Un silence gênant s’installa. Se rabaisser mutuellement ne constitue pas la manière de se complimenter. Ils se pincèrent les lèvres et hochèrent du chef avant d’abandonner la plage. D’emblée plongés dans l’étroit chemin de pierre, serpentant entre les cocotiers, ils se réfèrent à la ponctuelle source de lumière. Seuls, d’une démarche confiante, ils progressaient d’égal à égal, rythmés par les croassements nocturnes.

De temps en temps, Jizo percevait des foulées résonner sur le sol sec. Guère une présence concrète, comme il l’avait deviné. Il se retourna néanmoins à plusieurs reprises, au rythme des tambourinements de cœur, le front lustré de transpiration. Aussi Taori s’enquit de lui, les traits déformés par une lippe. Tout le monde connaît ton existence à travers moi. Pourquoi te cacher ? Sinon pour me mépriser davantage…

Quand ils atteignirent le campement, leur mine s’assombrit davantage.

Un halo de lumière blanchâtre, ajoutée au brasillement des torches, éclairait une voie submergée de geignements et murmures. Aussitôt Jizo déglutit comme sa cadence ralentit. Il ne pouvait s’empêcher d’observer un vieillard à la peau parcheminée, enveloppé sous une couverture d’apparence breneuse. Ni l’homme d’âge moyen s’évertuant à couvrir les pleurs de son bébé, lui-même émettant de sanglots. Ni le jeune couple blotti l’un contre l’autre, dont les chuchotements présageaient de pessimistes pensées. D’aucuns avaient sombré dans les limbes du sommeil, leurs ronflements sourds dans la clameur, pas entièrement coupés du monde. Les tentes improvisées ne cessaient de vaciller sous l’effet du vent, quand bien même les poutres étaient fixées en profondeur sur la terre. Était-ce une bonne idée de s’installer si près des côtes ? Ils forment un tracé facile à suivre, d’accord… Mais je pense que nous trouverons meilleur refuge à l’intérieur des terres.

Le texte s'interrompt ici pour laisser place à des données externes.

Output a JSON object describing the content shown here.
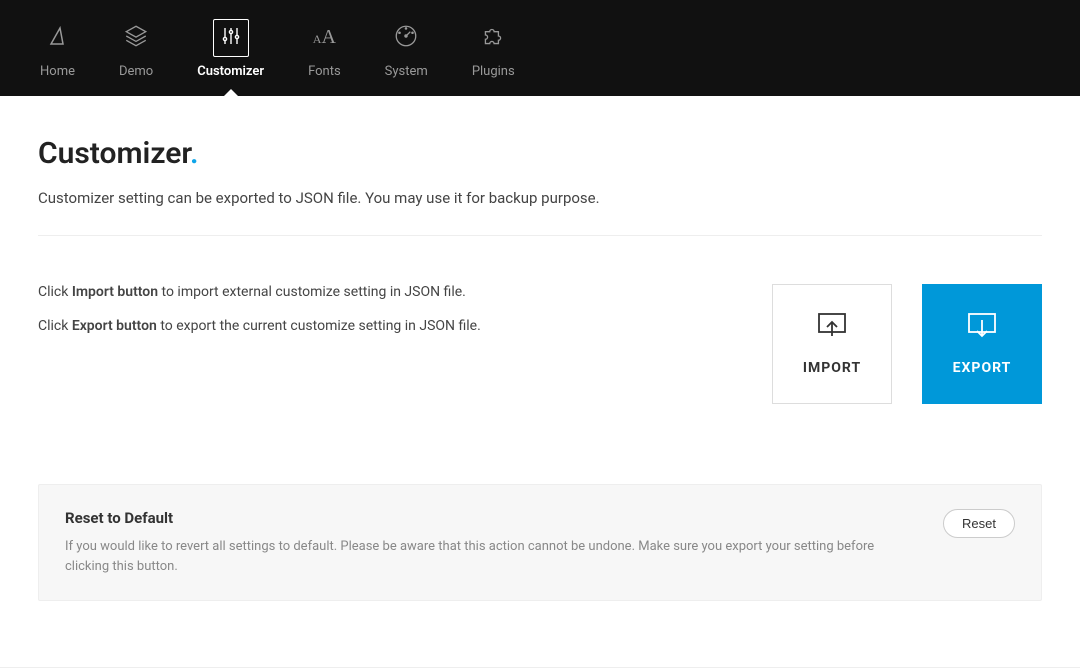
{
  "nav": {
    "items": [
      {
        "label": "Home"
      },
      {
        "label": "Demo"
      },
      {
        "label": "Customizer"
      },
      {
        "label": "Fonts"
      },
      {
        "label": "System"
      },
      {
        "label": "Plugins"
      }
    ],
    "active_index": 2
  },
  "page": {
    "title": "Customizer",
    "title_dot": ".",
    "description": "Customizer setting can be exported to JSON file. You may use it for backup purpose."
  },
  "import_export": {
    "line1_a": "Click ",
    "line1_b": "Import button",
    "line1_c": " to import external customize setting in JSON file.",
    "line2_a": "Click ",
    "line2_b": "Export button",
    "line2_c": " to export the current customize setting in JSON file.",
    "import_label": "IMPORT",
    "export_label": "EXPORT"
  },
  "reset": {
    "title": "Reset to Default",
    "description": "If you would like to revert all settings to default. Please be aware that this action cannot be undone. Make sure you export your setting before clicking this button.",
    "button_label": "Reset"
  }
}
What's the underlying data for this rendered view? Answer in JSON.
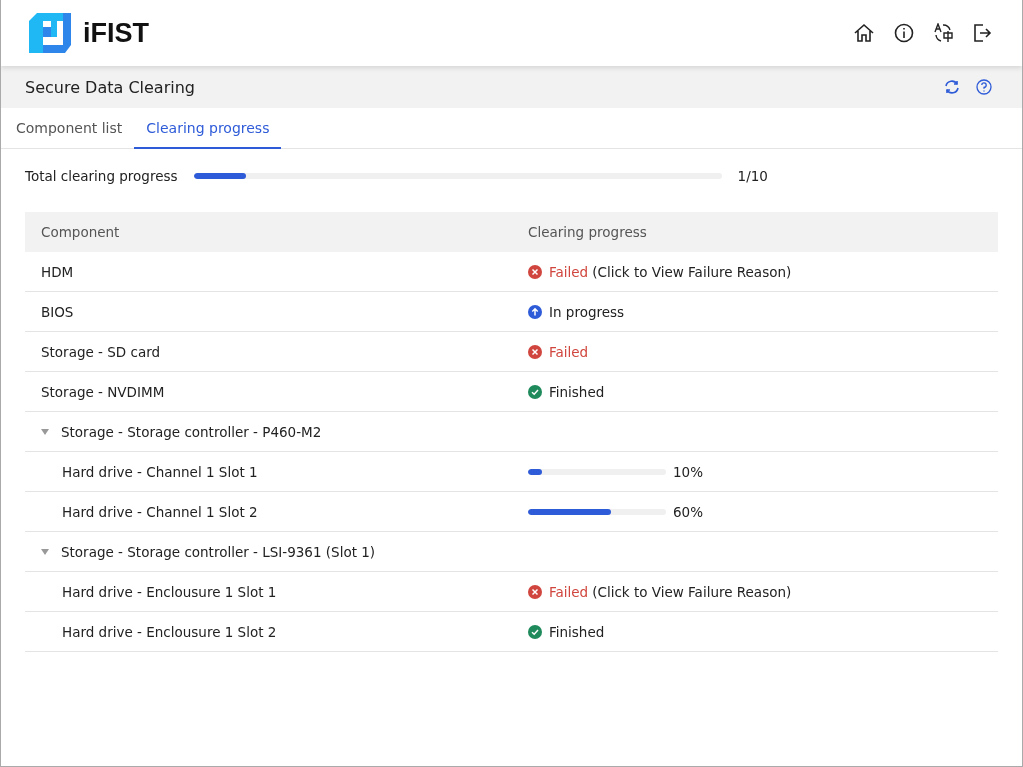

Ils repérèrent le feu au bout de l’allée. Tout autour étaient installés des visages familiers, ce qui détendit les muscles de Jizo. Nwelli, son amie de toujours, son visage et sa longue chevelure d’une intense noirceur, quoique envahi de poussière. Larno, le garçon à la peau ivoirine et aux yeux d’azur, ses boucles dorées dissimulant ses traits moroses. Irzine, réfugiée sous sa capuche et son masque argenté, sa veste à bandes grises et son pantalon écarlate soulignant sa carrure svelte. Personne ne peut la blâmer de cacher son visage. Chacun offrit un peu d’espace à l’intention des nouveaux arrivants.

— Ta pause s’est bien passée ? demanda Nwelli, le fixant d’un air compréhensif.

— Pas autant que je l’aurais espéré, s’épancha Jizo. Mais je suis entier, prêt à continuer, c’est l’essentiel. Taori disait que ma présence était demandée ici.

— Nous tournons en rond, commenta une voix rocailleuse. Ce n’était pas vraiment la peine.

Jizo leva la tête, observa la silhouette derrière la danse des flammes. Une telle stature passe rarement inaperçue. Rien n’égalait sa hauteur, sinon sa musculature, bien exposée par son gilet en cuir ouvert. Scafi était un homme de teint brunâtre, ses cheveux de jais relâchés à hauteur de ses épaules, un bouc pointu avançant son menton carré. Un cimeterre pendait sur sa ceinture à gaufrages nuance houille. Proche de la tâter, il s’immisça plutôt dans une gestuelle dynamique, devenu le centre de l’attention.

— Pardon si je me suis mal exprimé, s’excusa-t-il. Je t’apprécie bien, Jizo, mais tu n’as pas plus d’expertise que nous.

— On a juste besoin d’autres avis, trancha Irzine. Suivre le chemin des côtes jusqu’à trouver des âmes assez généreuses pour nous accueillir n’apparaît pas comme un plan mûrement conçu.

— Certains le feront ! espéra Nwelli. Il existe des gens altruistes et bienveillants en ce monde.

— Avons-nous vécu la même bataille ? Quand les citoyens agonisaient, quand les rues se disloquaient, tu y as vu la bonté de l’humanité ? Une bien vieille naïve vision pour une ancienne esclave.

— Nous sommes capables du meilleur comme du pire ! Actuellement, nous nous serrons les coudes, nous affrontons les difficultés ensemble, n’est-ce pas ?

Irzine se détourna de son interlocutrice pour mieux observer le feu, aussi Nwelli se renfrogna. Elle est toujours aussi rude… Tant que nous nous entraidons, j’imagine que nous pouvons avoir des avis différents.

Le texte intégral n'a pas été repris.